I knew he would be wating for me, he always did. And although we never exchanged anything more than cash and powder and made small talk, I felt closer to him than to anybody else. We trusted each other, and somehow I regarded him as my friend. He couldn't be that much older than me, but the knew the businness well. I knew his steady hands like my own, I've looked at them like a thousand times. He handed me the bags with such grace and caution it was almost unreal. Like he feared that some cop will jum out of the darkeness and point a gun to his head. I was more relaxed.

"Got the cash?" He asked, slighlty nervous. I coul tell he tensed when he saw me.

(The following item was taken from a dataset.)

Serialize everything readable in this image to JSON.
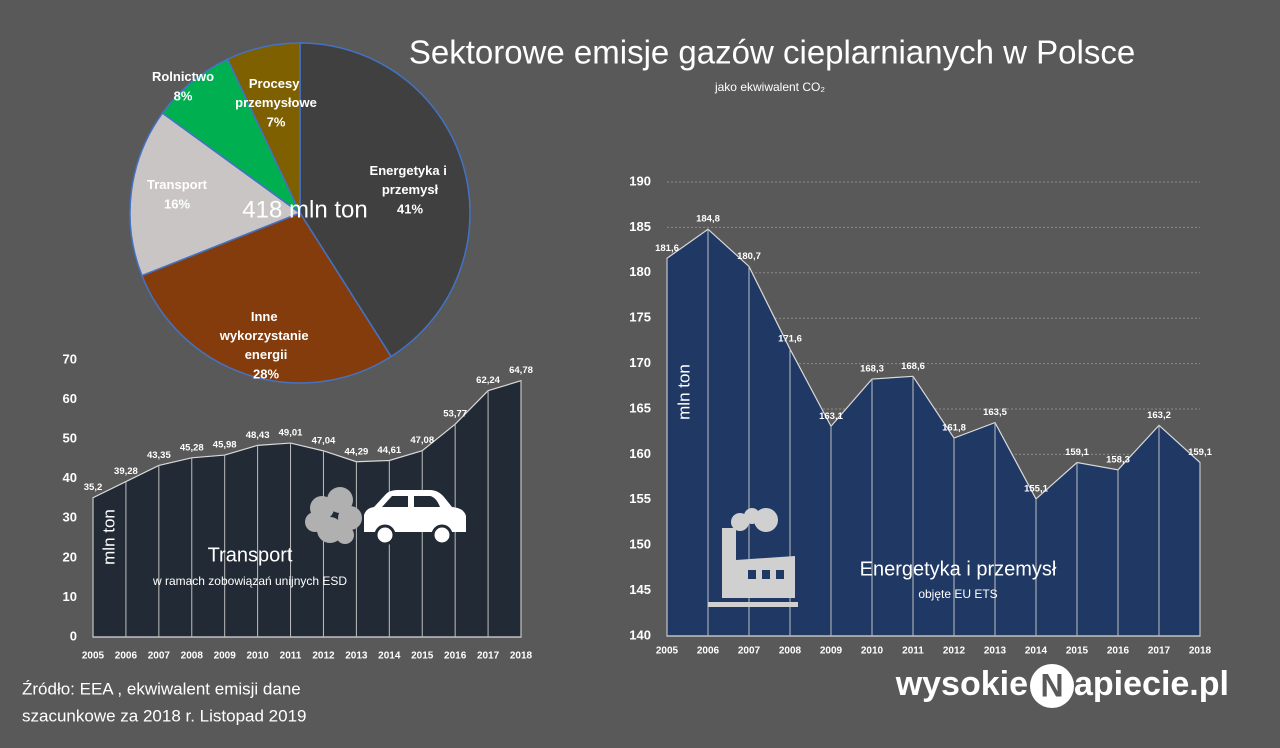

"Yeah, here." I answered handing him the cash. He took it and put it into his backpocket. Then he zipped open his bag and gave me the portion of heroin in 20 small sachets. I was to deliver half of them to customers and could keep the rest. I had a supply of heroine hidden in my room under the floor, but some more doesn't hurt. I took them greedily, already imagining the euphoria after I put them into my system.

"This is the last delivery kid, Im afraid we might get busted." He said and looked me in the eye. I felt shivers up my spine.His eyes were wide open, his pupils wide.

"Whatever, I've got enough." I said and walked away.